みさの小劇場ウオッチ日記



公演期間 2013/02/20(水) ~ 2013/02/24(日)
会場 d-倉庫
脚演出 ムランティン・タランティーノ
料金 3,000円 ~ 3,200円
サイト http://314ch.web.fc2.com/


初見の劇団なので、それほどまでに期待はしていなかったのだが、そんなワタクシの小さな期待を裏切って、大きくやっちゃってくれたのが「小型」。そもそもセットが面白い。主人公の男を小さく見せる為にセットを大きく作っていた。例えば煙草やパソコンなど。そして男の妻を巨人化させるために、妻を映像で観客に見せるという手法。まったくもって抜群の設定じゃないか。そして、夫婦のちょっとした争いの後、ふて寝した男が朝、目覚めたら小型化していたのだった。


そんな小人の夫に、「もうそれじゃセックスも出来ないじゃない。」とセックス旺盛な肉食妻は言い放ち、夫をペットと考えてカニサキと堂々と不倫を始める。そんな妻に小型化してしまった夫は逆らえないばかりか、妻に「貴方の事はペットとして私が一生面倒見てあげるから心配しないで。」なんて言われ、なんだか下僕のような気になって泣くのだった。

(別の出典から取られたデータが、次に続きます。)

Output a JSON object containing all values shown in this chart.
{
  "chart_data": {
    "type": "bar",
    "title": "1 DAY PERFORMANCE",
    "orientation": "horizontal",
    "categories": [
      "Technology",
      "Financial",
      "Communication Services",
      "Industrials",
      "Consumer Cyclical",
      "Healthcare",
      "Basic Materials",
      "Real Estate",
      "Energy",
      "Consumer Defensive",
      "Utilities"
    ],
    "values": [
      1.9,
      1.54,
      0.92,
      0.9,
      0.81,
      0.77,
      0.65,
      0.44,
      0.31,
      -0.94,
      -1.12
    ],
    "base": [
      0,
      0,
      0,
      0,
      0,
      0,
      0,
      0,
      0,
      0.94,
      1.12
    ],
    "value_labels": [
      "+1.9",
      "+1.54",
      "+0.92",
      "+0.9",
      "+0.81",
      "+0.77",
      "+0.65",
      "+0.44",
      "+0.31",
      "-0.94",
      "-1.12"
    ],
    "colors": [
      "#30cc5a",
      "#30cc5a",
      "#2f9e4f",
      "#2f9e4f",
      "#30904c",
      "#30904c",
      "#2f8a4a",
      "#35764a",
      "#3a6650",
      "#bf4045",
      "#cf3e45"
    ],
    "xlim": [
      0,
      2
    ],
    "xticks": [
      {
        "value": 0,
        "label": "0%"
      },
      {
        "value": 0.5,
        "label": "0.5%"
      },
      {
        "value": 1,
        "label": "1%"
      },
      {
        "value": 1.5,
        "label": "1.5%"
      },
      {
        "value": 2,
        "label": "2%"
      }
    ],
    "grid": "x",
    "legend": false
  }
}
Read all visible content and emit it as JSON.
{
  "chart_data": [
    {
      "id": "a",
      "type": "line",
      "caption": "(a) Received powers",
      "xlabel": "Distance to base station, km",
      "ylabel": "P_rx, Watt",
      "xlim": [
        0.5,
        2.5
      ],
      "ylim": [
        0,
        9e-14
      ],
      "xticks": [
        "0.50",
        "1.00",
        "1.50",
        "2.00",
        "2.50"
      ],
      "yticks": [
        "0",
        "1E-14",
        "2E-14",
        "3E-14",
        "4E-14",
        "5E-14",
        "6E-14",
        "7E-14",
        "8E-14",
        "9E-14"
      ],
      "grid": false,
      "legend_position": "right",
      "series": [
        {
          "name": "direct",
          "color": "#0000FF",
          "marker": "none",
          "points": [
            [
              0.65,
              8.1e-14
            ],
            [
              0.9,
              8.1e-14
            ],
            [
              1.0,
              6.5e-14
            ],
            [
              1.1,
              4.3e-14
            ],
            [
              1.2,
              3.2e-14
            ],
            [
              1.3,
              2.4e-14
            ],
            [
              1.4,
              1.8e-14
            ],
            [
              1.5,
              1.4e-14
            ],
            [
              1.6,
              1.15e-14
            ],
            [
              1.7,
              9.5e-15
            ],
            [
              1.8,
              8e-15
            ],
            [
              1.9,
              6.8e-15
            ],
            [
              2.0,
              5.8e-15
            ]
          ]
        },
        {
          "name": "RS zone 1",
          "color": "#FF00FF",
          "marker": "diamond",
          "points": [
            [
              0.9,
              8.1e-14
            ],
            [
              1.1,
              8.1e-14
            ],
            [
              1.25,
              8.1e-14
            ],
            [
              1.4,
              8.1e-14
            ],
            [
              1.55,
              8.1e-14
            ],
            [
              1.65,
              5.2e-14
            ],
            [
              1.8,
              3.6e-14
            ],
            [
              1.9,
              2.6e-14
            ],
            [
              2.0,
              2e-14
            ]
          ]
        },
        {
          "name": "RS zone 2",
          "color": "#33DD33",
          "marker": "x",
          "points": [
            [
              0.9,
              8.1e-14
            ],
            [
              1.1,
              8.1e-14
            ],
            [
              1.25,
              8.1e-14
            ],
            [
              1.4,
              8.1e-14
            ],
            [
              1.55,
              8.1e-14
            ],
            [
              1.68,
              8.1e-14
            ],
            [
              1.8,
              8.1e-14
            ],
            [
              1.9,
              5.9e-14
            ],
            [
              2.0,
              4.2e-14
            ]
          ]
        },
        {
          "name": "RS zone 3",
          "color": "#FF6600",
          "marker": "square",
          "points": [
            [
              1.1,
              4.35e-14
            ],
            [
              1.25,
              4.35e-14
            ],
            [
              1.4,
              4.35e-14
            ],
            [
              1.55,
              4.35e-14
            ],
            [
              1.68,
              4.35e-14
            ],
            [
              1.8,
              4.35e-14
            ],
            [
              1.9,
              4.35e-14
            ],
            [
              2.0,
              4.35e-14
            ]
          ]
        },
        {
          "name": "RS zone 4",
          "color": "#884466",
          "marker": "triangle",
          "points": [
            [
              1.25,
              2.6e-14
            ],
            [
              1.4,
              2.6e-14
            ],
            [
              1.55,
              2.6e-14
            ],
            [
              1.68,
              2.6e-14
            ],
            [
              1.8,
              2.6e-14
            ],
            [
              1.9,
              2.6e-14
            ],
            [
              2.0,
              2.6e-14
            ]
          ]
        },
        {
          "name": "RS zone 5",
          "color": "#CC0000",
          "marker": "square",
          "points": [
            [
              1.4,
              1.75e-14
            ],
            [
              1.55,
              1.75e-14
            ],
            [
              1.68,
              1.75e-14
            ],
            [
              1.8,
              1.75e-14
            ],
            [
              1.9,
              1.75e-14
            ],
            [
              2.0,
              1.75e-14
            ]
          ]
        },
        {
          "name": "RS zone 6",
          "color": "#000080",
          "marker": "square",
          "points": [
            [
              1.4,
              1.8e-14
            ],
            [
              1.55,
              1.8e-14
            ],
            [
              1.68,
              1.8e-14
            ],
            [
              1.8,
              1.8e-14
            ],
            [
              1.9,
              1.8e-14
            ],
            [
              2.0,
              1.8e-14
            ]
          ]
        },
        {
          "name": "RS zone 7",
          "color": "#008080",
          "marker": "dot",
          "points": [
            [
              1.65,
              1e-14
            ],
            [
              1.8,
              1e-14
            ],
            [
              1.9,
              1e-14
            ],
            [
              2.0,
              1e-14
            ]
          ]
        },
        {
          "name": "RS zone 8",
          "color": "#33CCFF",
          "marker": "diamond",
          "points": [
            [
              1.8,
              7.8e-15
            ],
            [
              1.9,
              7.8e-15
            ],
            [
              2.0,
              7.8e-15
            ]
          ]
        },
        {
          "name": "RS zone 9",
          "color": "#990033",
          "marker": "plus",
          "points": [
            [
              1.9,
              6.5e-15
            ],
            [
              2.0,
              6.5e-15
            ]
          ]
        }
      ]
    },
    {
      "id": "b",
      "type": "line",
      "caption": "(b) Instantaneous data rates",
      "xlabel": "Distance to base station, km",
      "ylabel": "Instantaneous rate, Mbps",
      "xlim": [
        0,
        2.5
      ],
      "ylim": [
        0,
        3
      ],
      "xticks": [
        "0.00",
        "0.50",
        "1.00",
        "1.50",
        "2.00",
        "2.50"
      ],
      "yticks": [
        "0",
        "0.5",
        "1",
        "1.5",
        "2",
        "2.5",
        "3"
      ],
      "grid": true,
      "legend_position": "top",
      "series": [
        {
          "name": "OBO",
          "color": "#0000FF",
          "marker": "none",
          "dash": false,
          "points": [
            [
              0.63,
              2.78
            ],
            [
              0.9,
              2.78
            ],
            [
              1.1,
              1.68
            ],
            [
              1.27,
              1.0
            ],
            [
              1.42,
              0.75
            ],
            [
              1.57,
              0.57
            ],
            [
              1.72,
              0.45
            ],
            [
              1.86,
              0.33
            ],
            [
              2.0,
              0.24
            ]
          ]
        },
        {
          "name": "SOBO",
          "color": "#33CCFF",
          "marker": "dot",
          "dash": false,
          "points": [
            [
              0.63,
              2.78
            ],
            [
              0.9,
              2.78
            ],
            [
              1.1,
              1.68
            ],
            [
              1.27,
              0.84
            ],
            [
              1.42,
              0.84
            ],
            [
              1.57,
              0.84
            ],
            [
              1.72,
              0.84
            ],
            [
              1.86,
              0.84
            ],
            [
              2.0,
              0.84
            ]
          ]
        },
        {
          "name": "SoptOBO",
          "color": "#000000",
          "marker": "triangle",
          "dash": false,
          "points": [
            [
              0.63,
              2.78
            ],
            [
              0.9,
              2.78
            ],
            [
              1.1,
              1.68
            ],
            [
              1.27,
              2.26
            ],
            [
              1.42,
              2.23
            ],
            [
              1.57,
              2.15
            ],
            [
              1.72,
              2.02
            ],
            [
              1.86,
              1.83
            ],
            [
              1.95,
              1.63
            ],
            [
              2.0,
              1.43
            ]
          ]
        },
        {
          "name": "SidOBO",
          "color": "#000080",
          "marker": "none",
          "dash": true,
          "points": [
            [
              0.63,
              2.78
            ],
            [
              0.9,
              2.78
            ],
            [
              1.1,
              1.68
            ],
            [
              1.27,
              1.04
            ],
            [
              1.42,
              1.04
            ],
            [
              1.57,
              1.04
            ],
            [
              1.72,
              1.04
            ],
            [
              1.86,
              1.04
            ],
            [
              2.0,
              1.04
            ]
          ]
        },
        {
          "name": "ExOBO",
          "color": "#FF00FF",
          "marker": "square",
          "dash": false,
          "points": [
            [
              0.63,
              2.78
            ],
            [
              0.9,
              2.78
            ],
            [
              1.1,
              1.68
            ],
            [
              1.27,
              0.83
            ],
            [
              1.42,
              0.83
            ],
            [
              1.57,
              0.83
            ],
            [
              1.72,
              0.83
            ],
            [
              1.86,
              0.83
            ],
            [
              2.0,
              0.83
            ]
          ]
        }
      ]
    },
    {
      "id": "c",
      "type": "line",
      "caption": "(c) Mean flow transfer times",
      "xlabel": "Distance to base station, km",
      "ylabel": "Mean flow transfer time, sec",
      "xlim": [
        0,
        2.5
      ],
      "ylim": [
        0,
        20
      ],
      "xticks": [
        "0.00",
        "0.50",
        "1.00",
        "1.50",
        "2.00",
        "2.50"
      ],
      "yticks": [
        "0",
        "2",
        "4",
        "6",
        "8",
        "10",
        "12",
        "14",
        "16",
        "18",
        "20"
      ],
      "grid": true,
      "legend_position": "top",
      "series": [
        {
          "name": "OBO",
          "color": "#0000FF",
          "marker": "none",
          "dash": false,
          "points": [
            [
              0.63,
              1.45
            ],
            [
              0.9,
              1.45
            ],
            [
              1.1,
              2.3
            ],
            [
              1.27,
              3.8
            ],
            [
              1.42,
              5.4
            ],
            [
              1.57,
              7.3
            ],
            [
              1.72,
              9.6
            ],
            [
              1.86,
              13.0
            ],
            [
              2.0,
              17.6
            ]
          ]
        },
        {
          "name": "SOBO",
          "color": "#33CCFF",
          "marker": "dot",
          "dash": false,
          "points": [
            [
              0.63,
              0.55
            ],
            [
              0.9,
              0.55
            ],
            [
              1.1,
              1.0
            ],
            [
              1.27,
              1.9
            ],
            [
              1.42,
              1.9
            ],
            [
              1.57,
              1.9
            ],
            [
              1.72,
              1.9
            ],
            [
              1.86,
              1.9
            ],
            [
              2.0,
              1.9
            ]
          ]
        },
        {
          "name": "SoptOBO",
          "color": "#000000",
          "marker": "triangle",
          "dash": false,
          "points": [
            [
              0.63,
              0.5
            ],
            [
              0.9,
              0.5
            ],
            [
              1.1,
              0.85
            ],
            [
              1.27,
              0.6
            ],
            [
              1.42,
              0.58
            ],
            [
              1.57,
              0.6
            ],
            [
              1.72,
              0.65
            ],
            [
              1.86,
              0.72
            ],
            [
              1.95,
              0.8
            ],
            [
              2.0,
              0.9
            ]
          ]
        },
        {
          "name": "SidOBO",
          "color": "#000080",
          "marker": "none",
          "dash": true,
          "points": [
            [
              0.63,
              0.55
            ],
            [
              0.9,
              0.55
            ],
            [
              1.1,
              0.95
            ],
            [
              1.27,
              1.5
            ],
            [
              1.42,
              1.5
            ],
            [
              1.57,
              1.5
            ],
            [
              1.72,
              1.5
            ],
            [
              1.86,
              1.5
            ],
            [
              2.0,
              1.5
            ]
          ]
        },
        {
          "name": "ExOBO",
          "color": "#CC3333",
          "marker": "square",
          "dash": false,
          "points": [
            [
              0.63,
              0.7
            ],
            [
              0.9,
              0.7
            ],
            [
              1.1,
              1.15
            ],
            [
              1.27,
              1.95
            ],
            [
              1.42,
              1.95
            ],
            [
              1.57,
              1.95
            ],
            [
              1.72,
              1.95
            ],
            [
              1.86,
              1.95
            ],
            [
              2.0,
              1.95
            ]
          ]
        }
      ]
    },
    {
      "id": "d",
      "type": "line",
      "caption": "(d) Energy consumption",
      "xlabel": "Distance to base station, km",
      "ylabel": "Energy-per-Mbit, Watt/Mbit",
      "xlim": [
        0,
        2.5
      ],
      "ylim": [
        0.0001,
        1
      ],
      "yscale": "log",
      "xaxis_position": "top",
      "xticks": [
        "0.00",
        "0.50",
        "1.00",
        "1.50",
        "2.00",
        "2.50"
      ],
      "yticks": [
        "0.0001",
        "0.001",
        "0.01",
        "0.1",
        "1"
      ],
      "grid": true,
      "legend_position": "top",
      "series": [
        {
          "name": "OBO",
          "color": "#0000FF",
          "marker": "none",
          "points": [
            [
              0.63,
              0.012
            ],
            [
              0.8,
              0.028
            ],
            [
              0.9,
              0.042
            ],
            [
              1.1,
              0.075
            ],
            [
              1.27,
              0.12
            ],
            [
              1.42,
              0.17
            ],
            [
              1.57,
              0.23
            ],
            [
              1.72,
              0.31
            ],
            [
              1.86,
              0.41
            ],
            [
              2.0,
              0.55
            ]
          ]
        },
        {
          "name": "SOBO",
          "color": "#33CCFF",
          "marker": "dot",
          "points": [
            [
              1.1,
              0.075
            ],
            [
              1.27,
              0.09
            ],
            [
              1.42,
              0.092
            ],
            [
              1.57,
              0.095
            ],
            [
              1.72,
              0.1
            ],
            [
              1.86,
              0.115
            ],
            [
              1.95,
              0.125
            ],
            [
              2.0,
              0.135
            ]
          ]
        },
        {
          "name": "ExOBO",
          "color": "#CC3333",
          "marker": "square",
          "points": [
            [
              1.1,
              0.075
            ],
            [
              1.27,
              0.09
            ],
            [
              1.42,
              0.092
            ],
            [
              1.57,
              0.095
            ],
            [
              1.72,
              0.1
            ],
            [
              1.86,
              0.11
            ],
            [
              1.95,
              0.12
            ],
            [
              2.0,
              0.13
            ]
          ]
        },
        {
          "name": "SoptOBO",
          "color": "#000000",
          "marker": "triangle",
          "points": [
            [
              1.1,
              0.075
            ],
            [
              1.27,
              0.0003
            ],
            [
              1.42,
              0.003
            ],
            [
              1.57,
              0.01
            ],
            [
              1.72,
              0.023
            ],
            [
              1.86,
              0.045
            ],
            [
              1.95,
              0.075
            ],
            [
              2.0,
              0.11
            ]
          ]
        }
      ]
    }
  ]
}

そんな折、男が寝ていると、ぐるぐるの形をした大きな飴のようなスパイラルゾーンから、これまた小型の楽隊が順番に飛び出てくる。アホーピッピ・・・アホーピッピなる言語を放ち、踊りながら登場したそのさまはリトルディズニーのようなパレードだ。ピピピ星人のような彼らは小型族という。


男にとっては彼らが不思議な生き物だが小型族にとっては男が不思議な生き物だった。それでも穏やかで争いの嫌いな小型族は男に打ち解け仲良くなるも、男は次第に彼らを支配し始める。そして、いつの間にかリトルワールドの王となって君臨してしまうのだ。家来と化した小型族が王に傅くようになると欲しいものは全て手に入るこの現状に男は精神的に満たされなくなる。 多くの王がそうなるように。


そして男は小型族に人間の行いを要求するようになり、これを受けて小型族はだんだん凶暴になり、飲み屋でのヤクザ同士の抗争にまで発展するのだった。


ひじょうに面白い。男が描いた現実離れしたワールド。男の職業は家から一歩も出なくても出来るデザイン造形だ。作家や引きこもりがそうなように独自の妄想世界をまるでリアルのように構想し自分が主人公になるケースは多い。


ここでの男は小型化してしまったが為に、いかにもちっぽけな自分を王に仕立て世界を支配してしまう。しかし、いくらこの世界の王になったところで相変わらず妻のペットで妻なしでは生きていけない存在なのだ。男が悶々としていると、小型族も悶々とし、男の言うとおりに動く小型族に妻のみよちゃんと不倫相手のサキちゃんを重ねるも、男の言いなりになる彼女たちの幻影にはやはり満足できないのであった。


そして妻に哀願する。「僕は頑張るからセックスをしてほしい」と。しかし「そんな小さな体で私を満たすことは出来ないわ」と上から目線の妻に、「この体全体を君の中に入れればいい。」とチャレンジするも窒息しそうになる男。笑


男を演じた内田龍がいい。イケメンでもなんでもなく普通だ。この普通さがこの物語に一層の悲しみや哀れさや可笑しみを増長させる力がある。男は妻をこれほどまで愛しているのに妻のほうはそれほどでもない現状を考えた時、男は敗北感を抱き心根までも犬のようになってしまうのだ。


妻のセリフやカニサキのセリフを録音して流しているので男のセリフと噛み合わない場面が多々あった。しかしそんな欠点を払拭するように作品が面白い。男が描く妄想劇で妻に捧げる狂想曲ファンタジーのような舞台だった。エンタメとして常軌を逸するほど素晴らしい。

気になったのがVelmaの降板。これによって舞台に影響はでなかったのだろうか?
スタッフでは舞台美術:斉木信太朗、衣装:さかくらきょうこが特に秀逸。